Ink Cartridges for Printers
Ink cartridges for printers are similar to ink cartridges for fax machines and copiers. Before multi-purpose printers incorporated faxes and copiers, there were different ink cartridges for each one. Although they operated under the same principle, ink cartridges were differently designed and packaged. There are two general types of printers in the market today. These are thermal ink jet printers and piezoelectric crystal ink jet printers. The thermal ink jet printers work as a result of partitions inside the ink reservoir where a heating element consisting of a small metallic plate is placed. The printer sends a signal and a small current flowing through the metal warms it. As the plate is heated, it vaporizes the ink around it into a small air bubble in the nozzle. The consequent total volume of ink increases in the nozzle, forcing out ink droplets that is sprayed into the paper in a process that is finished in milliseconds. Piezoelectric printers have crystal heaters. A leading printer brand uses crystals in each nozzle instead of a heating element. As current is applied, the crystal’s shape or size changes, forcing droplets of ink from the nozzle. Using inks with thermal properties which react to heat, piezoelectric printers produce smaller ink droplets than thermal ink jet schemes.

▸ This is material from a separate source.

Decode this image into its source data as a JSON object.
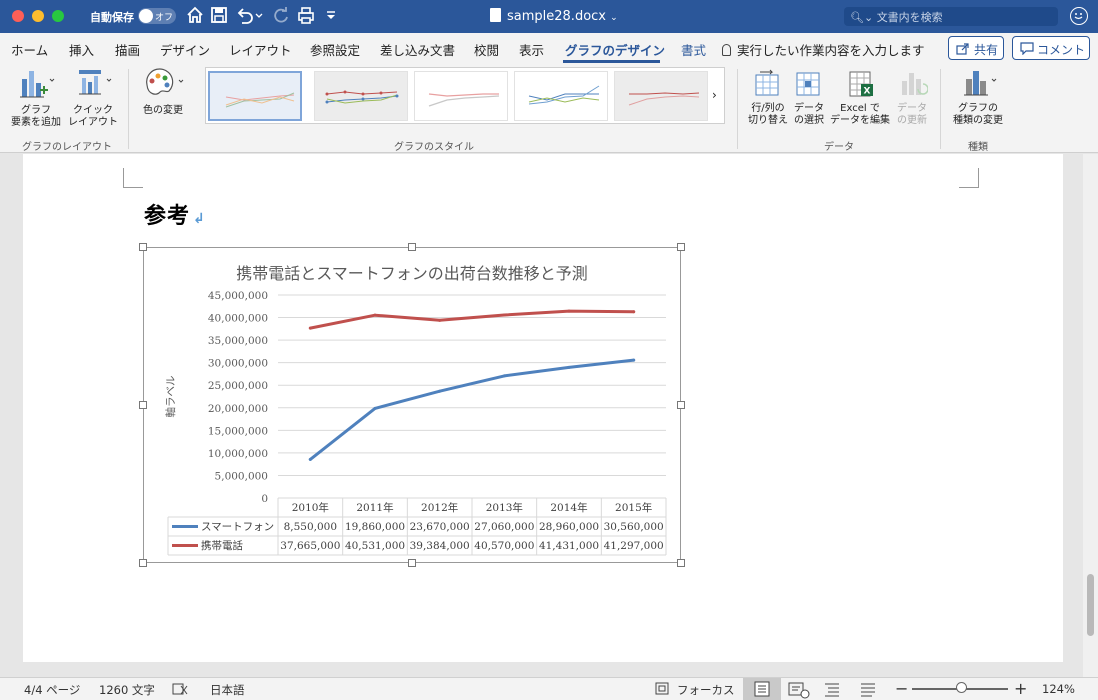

Recent ink cartridges for printers have incorporated the printer’s head. Their forerunners did not have printer heads incorporated into them but were instead built in the carriages for the ink cartridge. The newer designs made the ink cartridges expensive. Some cartridges are cheaper because they do not include the printer head but their printers are more expensive. Printer suppliers produce their own type of ink cartridges built specifically for a particular printer model. The usual configuration consists of two separate cartridges in the ink cartridge carrier storing black ink and another cartridge with 3 primary colors. In some configurations, each of the primary color is in a separate cartridge. Carriage configuration is variable and oftentimes dependent on the quality of print expected from a printer.
Replacement ink cartridges for printers from an original equipment manufacturer are very expensive, so that brand loyalty is oftentimes eaten by competition from generic and cloned ink cartridges which are less expensive. Although compatible, serious damage could result from using them. It is also a known issue which original equipment manufacturers address by reprogramming the driver software to function less efficiently by putting on the near empty warning or refusing to print while still lots of ink are left.